En 2026, Katharina Wagner a annoncé que le Festival de Bayreuth pour marquer ses 150 ans, non seulement présentera les dix opéras « officiels » de Wagner qui font le Festival depuis l’entrée du dernier opéra au répertoire, Der Fliegende Holländer, en 1901, mais aussi Rienzi créé en 1842 et jusqu’ici absent de la liste des opéras présentables sur la Colline, même si en 2013, à l’occasion du Bicentenaire de Wagner, le titre arriva à Bayreuth mais hors Festival, dans une salle de sport réaménagée et donc des conditions disons, éloignées de l’idéal, malgré la présence de Christian Thielemann au pupitre.
Nous traiterons prochainement de la situation de Bayreuth et de la question Rienzi qui semble en agiter certains qui y voient une trahison et le début de la fin de Bayreuth, une fin qui s’éternise, vu le nombre de prophètes qui prédisent un Bayreutherdämmerung depuis des lustres.
Ce qui nous intéresse ici, c’est le sujet et la manière dont il peut interpeller notre époque. Wagner avait choisi un thème qui touchait aux revendications de la liberté des peuples, à l’instar de La Muette de Portici d’Auber et de Guillaume Tell de Rossini, œuvres qu’il connaissait bien, et de fait Cola di Rienzo, le personnage historique qui inspire l’opéra a été considéré comme un des ancêtres du Risorgimento italien au point qu’une des artères les plus symboliques de la nouvelle Rome-capitale porte son nom la Via Cola di Rienzo.

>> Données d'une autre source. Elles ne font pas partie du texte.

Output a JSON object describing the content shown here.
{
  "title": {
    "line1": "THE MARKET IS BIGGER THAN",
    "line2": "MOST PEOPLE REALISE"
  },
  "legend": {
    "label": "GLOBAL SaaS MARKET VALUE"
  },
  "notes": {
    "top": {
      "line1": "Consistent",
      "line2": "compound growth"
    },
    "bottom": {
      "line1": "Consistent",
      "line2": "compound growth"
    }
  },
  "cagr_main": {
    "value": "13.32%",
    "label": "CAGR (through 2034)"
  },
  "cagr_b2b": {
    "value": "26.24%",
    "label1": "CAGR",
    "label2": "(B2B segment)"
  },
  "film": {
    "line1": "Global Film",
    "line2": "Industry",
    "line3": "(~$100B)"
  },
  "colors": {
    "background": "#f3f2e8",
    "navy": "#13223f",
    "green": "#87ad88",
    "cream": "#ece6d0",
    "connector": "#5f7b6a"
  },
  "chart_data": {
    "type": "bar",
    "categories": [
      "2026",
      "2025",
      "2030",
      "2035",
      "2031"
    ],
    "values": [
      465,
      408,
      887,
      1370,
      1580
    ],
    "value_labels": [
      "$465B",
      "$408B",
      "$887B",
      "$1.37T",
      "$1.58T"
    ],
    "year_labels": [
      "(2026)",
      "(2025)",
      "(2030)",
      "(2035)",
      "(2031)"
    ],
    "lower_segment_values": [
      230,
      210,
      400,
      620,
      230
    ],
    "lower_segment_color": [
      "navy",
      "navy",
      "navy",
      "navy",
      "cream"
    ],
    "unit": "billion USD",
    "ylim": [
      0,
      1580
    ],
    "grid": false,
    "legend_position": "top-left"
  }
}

Par ailleurs, comme par hasard, Rienzi était un opéra aimé d’Hitler, qui en possédait le manuscrit original, et on comparait volontiers les deux parcours : retour au peuple, chasse aux prédateurs du pouvoir, retour aux valeurs éternelles, cela plaisait. De l’autre côté des Alpes, un Mussolini avec son retour à l’imagerie de la Rome antique, n’était pas loin non plus de ce Cola di Rienzo qui, profitant de la présence des papes à Avignon, avait chassé les grandes familles aristocratiques qui se partageaient le pouvoir à Rome, les Orsini et les Colonna, avait « rendu le pouvoir au peuple », en se faisant nommer « Tribun de la plèbe », tout en lançant un programme de préservation de l’héritage antique de Rome. Mais la roche tarpéienne étant près du Capitole, Cola di Rienzo fut victime des manœuvres politiques de l’Église et des grandes familles et finit lynché par la foule et décapité.

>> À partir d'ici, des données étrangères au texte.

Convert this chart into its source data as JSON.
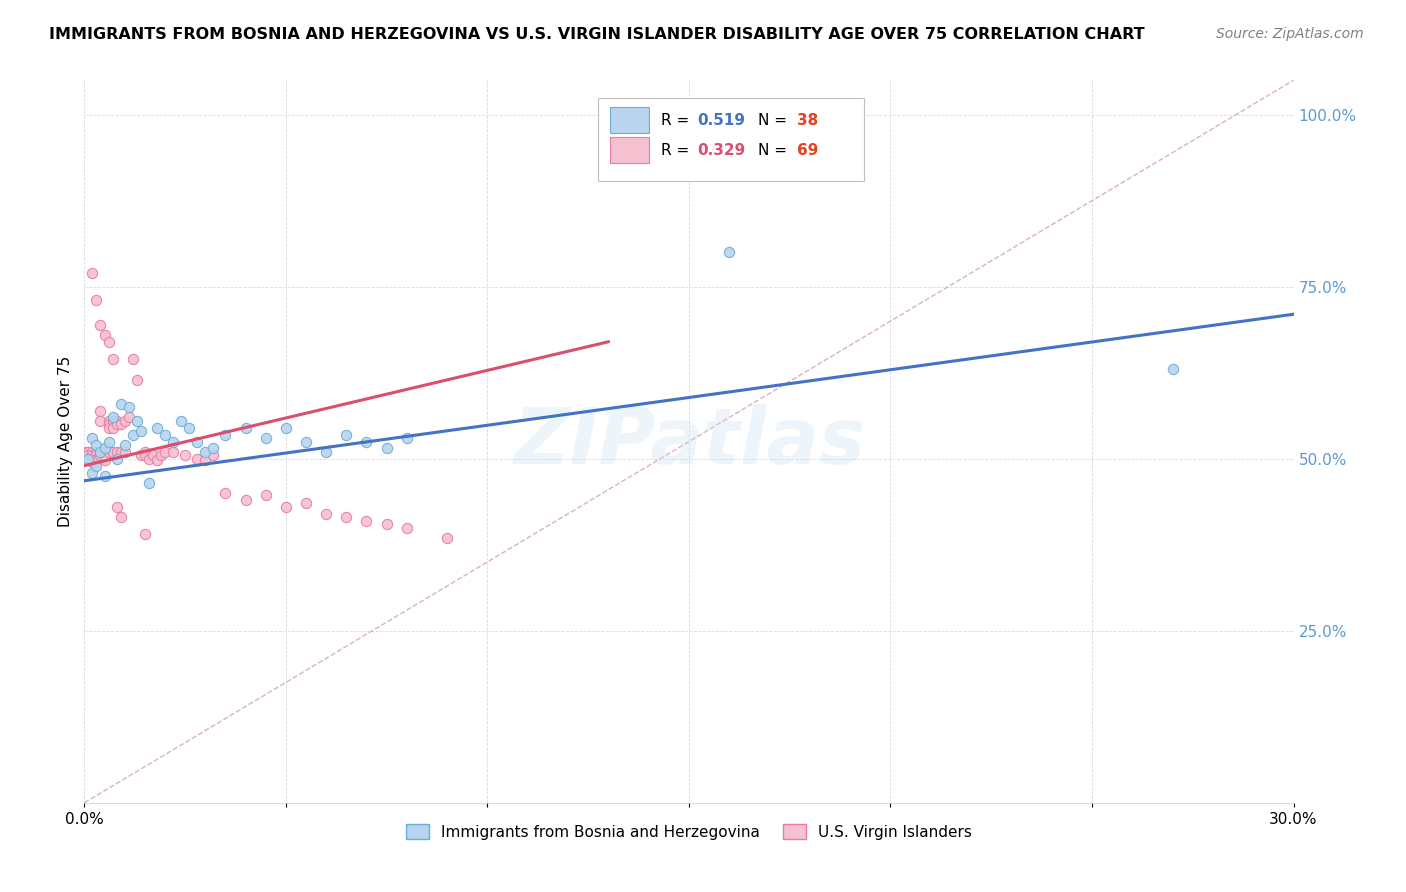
{
  "title": "IMMIGRANTS FROM BOSNIA AND HERZEGOVINA VS U.S. VIRGIN ISLANDER DISABILITY AGE OVER 75 CORRELATION CHART",
  "source": "Source: ZipAtlas.com",
  "ylabel": "Disability Age Over 75",
  "xlim": [
    0.0,
    0.3
  ],
  "ylim": [
    0.0,
    1.05
  ],
  "yticks": [
    0.25,
    0.5,
    0.75,
    1.0
  ],
  "ytick_labels": [
    "25.0%",
    "50.0%",
    "75.0%",
    "100.0%"
  ],
  "xticks": [
    0.0,
    0.05,
    0.1,
    0.15,
    0.2,
    0.25,
    0.3
  ],
  "xtick_labels": [
    "0.0%",
    "",
    "",
    "",
    "",
    "",
    "30.0%"
  ],
  "legend_blue_r": "0.519",
  "legend_blue_n": "38",
  "legend_pink_r": "0.329",
  "legend_pink_n": "69",
  "blue_color": "#b8d4ee",
  "pink_color": "#f5c0d0",
  "blue_edge": "#6aaed6",
  "pink_edge": "#e87da0",
  "trend_blue": "#4472c4",
  "trend_pink": "#d94f6e",
  "trend_gray": "#d0a0b0",
  "axis_color": "#5b9bd5",
  "n_color": "#e84020",
  "watermark": "ZIPatlas",
  "blue_scatter_x": [
    0.001,
    0.002,
    0.002,
    0.003,
    0.003,
    0.004,
    0.005,
    0.005,
    0.006,
    0.007,
    0.008,
    0.009,
    0.01,
    0.011,
    0.012,
    0.013,
    0.014,
    0.016,
    0.018,
    0.02,
    0.022,
    0.024,
    0.026,
    0.028,
    0.03,
    0.032,
    0.035,
    0.04,
    0.045,
    0.05,
    0.055,
    0.06,
    0.065,
    0.07,
    0.075,
    0.08,
    0.16,
    0.27
  ],
  "blue_scatter_y": [
    0.5,
    0.48,
    0.53,
    0.52,
    0.49,
    0.51,
    0.515,
    0.475,
    0.525,
    0.56,
    0.5,
    0.58,
    0.52,
    0.575,
    0.535,
    0.555,
    0.54,
    0.465,
    0.545,
    0.535,
    0.525,
    0.555,
    0.545,
    0.525,
    0.51,
    0.515,
    0.535,
    0.545,
    0.53,
    0.545,
    0.525,
    0.51,
    0.535,
    0.525,
    0.515,
    0.53,
    0.8,
    0.63
  ],
  "pink_scatter_x": [
    0.0005,
    0.001,
    0.001,
    0.002,
    0.002,
    0.002,
    0.002,
    0.003,
    0.003,
    0.003,
    0.003,
    0.003,
    0.004,
    0.004,
    0.004,
    0.004,
    0.005,
    0.005,
    0.005,
    0.006,
    0.006,
    0.006,
    0.006,
    0.007,
    0.007,
    0.007,
    0.008,
    0.008,
    0.008,
    0.009,
    0.009,
    0.01,
    0.01,
    0.011,
    0.012,
    0.013,
    0.014,
    0.015,
    0.015,
    0.016,
    0.017,
    0.018,
    0.019,
    0.02,
    0.022,
    0.025,
    0.028,
    0.03,
    0.032,
    0.035,
    0.04,
    0.045,
    0.05,
    0.055,
    0.06,
    0.065,
    0.07,
    0.075,
    0.08,
    0.09,
    0.002,
    0.003,
    0.004,
    0.005,
    0.006,
    0.007,
    0.008,
    0.009,
    0.015
  ],
  "pink_scatter_y": [
    0.51,
    0.51,
    0.505,
    0.51,
    0.505,
    0.5,
    0.495,
    0.51,
    0.505,
    0.5,
    0.498,
    0.495,
    0.57,
    0.555,
    0.51,
    0.505,
    0.51,
    0.505,
    0.498,
    0.555,
    0.55,
    0.545,
    0.51,
    0.555,
    0.545,
    0.51,
    0.555,
    0.55,
    0.51,
    0.55,
    0.51,
    0.555,
    0.51,
    0.56,
    0.645,
    0.615,
    0.505,
    0.51,
    0.505,
    0.5,
    0.505,
    0.498,
    0.505,
    0.51,
    0.51,
    0.505,
    0.5,
    0.498,
    0.505,
    0.45,
    0.44,
    0.448,
    0.43,
    0.435,
    0.42,
    0.415,
    0.41,
    0.405,
    0.4,
    0.385,
    0.77,
    0.73,
    0.695,
    0.68,
    0.67,
    0.645,
    0.43,
    0.415,
    0.39
  ],
  "blue_trend_x": [
    0.0,
    0.3
  ],
  "blue_trend_y": [
    0.468,
    0.71
  ],
  "pink_trend_x": [
    0.0,
    0.13
  ],
  "pink_trend_y": [
    0.49,
    0.67
  ],
  "gray_trend_x": [
    0.0,
    0.3
  ],
  "gray_trend_y": [
    0.0,
    1.05
  ]
}
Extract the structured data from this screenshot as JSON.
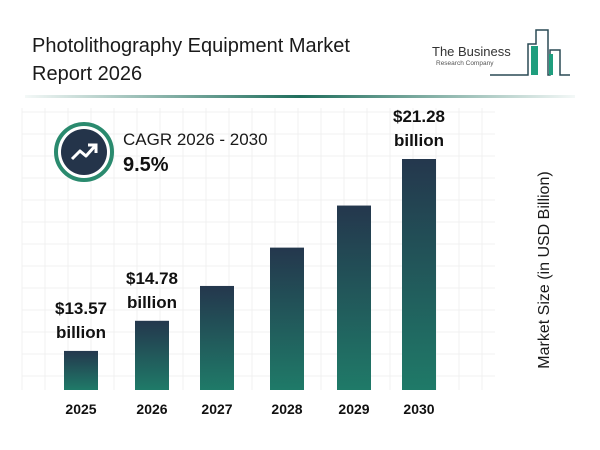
{
  "header": {
    "title": "Photolithography Equipment Market Report 2026"
  },
  "logo": {
    "line1": "The Business",
    "line2": "Research Company",
    "accent": "#1f9e7e"
  },
  "cagr": {
    "label": "CAGR 2026 - 2030",
    "value": "9.5%",
    "icon": "trend-up-arrow-icon"
  },
  "colors": {
    "bar_top": "#24374d",
    "bar_bottom": "#1f7a68"
  },
  "chart_data": {
    "type": "bar",
    "categories": [
      "2025",
      "2026",
      "2027",
      "2028",
      "2029",
      "2030"
    ],
    "values": [
      13.57,
      14.78,
      16.18,
      17.72,
      19.41,
      21.28
    ],
    "data_labels": [
      {
        "index": 0,
        "line1": "$13.57",
        "line2": "billion"
      },
      {
        "index": 1,
        "line1": "$14.78",
        "line2": "billion"
      },
      {
        "index": 5,
        "line1": "$21.28",
        "line2": "billion"
      }
    ],
    "xlabel": "",
    "ylabel": "Market Size (in USD Billion)",
    "grid": true,
    "y_axis_ticks_shown": false
  }
}
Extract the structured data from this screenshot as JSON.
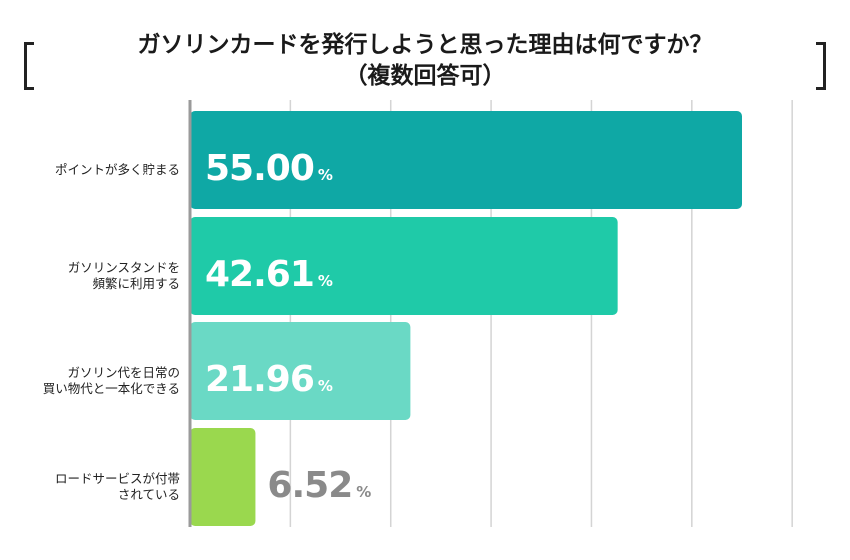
{
  "chart_data": {
    "type": "bar",
    "orientation": "horizontal",
    "title_lines": [
      "ガソリンカードを発行しようと思った理由は何ですか？",
      "（複数回答可）"
    ],
    "categories": [
      [
        "ポイントが多く貯まる"
      ],
      [
        "ガソリンスタンドを",
        "頻繁に利用する"
      ],
      [
        "ガソリン代を日常の",
        "買い物代と一本化できる"
      ],
      [
        "ロードサービスが付帯",
        "されている"
      ]
    ],
    "values": [
      55.0,
      42.61,
      21.96,
      6.52
    ],
    "value_labels": [
      "55.00",
      "42.61",
      "21.96",
      "6.52"
    ],
    "unit": "%",
    "xlim": [
      0,
      60
    ],
    "grid": true,
    "bar_colors": [
      "#0fa8a5",
      "#1fcaa8",
      "#6ad9c5",
      "#9ad84e"
    ]
  }
}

La mise en scène de Philipp Stölzl à la Deutsche Oper de Berlin en 2010 avait bien souligné ce parcours commencé à la gloire du peuple et fini en dictateur, en le rapprochant de qui vous devinez et jouant notamment sur Le Dictateur de Chaplin.

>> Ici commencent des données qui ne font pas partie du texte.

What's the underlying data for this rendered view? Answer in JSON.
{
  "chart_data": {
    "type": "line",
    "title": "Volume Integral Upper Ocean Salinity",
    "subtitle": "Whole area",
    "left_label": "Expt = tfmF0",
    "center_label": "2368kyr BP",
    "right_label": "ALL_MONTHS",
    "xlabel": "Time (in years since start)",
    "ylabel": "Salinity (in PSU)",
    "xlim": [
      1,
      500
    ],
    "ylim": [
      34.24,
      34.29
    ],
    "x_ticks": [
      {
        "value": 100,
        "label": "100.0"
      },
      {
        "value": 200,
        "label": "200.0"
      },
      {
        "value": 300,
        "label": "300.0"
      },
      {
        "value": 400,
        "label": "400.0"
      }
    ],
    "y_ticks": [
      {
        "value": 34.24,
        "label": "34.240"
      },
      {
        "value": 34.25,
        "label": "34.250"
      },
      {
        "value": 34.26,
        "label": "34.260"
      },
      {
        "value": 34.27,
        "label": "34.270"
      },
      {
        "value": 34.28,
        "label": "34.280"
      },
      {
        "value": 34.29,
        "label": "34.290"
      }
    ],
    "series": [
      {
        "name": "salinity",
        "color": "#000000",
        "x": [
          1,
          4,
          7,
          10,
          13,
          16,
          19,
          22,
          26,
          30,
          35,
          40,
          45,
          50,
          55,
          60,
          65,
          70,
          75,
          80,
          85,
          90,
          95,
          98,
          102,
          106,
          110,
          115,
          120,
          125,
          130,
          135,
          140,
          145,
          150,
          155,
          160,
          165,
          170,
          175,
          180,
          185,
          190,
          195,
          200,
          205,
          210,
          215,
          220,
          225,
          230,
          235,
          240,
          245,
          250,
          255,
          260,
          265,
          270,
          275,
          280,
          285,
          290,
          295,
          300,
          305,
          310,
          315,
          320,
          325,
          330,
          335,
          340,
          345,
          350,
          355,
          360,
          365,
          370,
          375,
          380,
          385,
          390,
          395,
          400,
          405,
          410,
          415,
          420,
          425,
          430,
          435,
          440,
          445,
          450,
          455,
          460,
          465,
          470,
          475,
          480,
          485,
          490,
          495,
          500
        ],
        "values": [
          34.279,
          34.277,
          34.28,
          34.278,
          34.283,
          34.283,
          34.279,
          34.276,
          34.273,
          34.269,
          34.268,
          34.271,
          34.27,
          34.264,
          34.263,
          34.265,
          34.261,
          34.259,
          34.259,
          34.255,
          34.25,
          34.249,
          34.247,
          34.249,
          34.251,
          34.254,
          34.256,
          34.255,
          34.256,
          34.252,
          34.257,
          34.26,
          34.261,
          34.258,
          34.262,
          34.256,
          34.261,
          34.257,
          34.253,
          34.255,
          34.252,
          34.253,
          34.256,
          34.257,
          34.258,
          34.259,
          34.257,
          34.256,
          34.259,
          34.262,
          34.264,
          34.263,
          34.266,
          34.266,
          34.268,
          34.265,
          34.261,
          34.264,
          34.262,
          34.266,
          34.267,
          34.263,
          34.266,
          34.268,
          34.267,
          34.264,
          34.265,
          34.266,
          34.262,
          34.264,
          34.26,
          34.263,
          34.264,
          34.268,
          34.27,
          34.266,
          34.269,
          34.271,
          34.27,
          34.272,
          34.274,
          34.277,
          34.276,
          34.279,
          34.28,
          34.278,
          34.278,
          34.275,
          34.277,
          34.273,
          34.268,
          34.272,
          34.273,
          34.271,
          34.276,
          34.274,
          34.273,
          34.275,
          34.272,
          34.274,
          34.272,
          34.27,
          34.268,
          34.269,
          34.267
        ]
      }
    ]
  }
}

Un tel destin aujourd’hui parle inévitablement : le retour de l’usage du mot « peuple », « retour au peuple » par l’extrême droite, la valorisation de certains leaders putatifs jeunes (Notre Cola di Rienzo commença sa carrière autour de la trentaine), par ailleurs les images de leaders « populistes » qui essaiment en Europe (Meloni ou Orban) et ailleurs (Narendra Modi en Inde, Bolsonaro au Brésil, Trump aux USA et d’autres) montrent que la situation de crise et l’incertitude sur l’avenir du monde favorisent la croyance qu’un homme (ou une femme) aux idées simples et bien couillues résoudra tous les problèmes. Le monde est plein de petits Rienzi.
Alors, oui à Rienzi, parce que cette histoire de grandeur et chute d’un leader, grandeur par le peuple et chute par les adversaires du peuple, les méchantes forces négatives : les aristos, les (ultra)riches, les gauchistes, les cathos, les juifs, les islamistes les… les… les… inévitablement nous parle en ces temps de complotisme, de flottements politiques et de menaces diverses.
Alors, oui à Rienzi parce que l’opéra est un art d’aujourd’hui, qui lit notre monde ses grandeurs et ses failles, qui est donc capable de nous le faire mieux comprendre et ainsi de mieux nous armer ou nous prémunir.
Alors oui à Rienzi parce que Rienzi est culture et que le personnel politique (pas seulement français) dans son ensemble considère la culture au pire comme un danger et au mieux comme une variable d’ajustement qui ne manquera pas d’être victime des futurs assèchements budgétaires alors qu’elle est déjà victime depuis des années d’un assèchement des idées.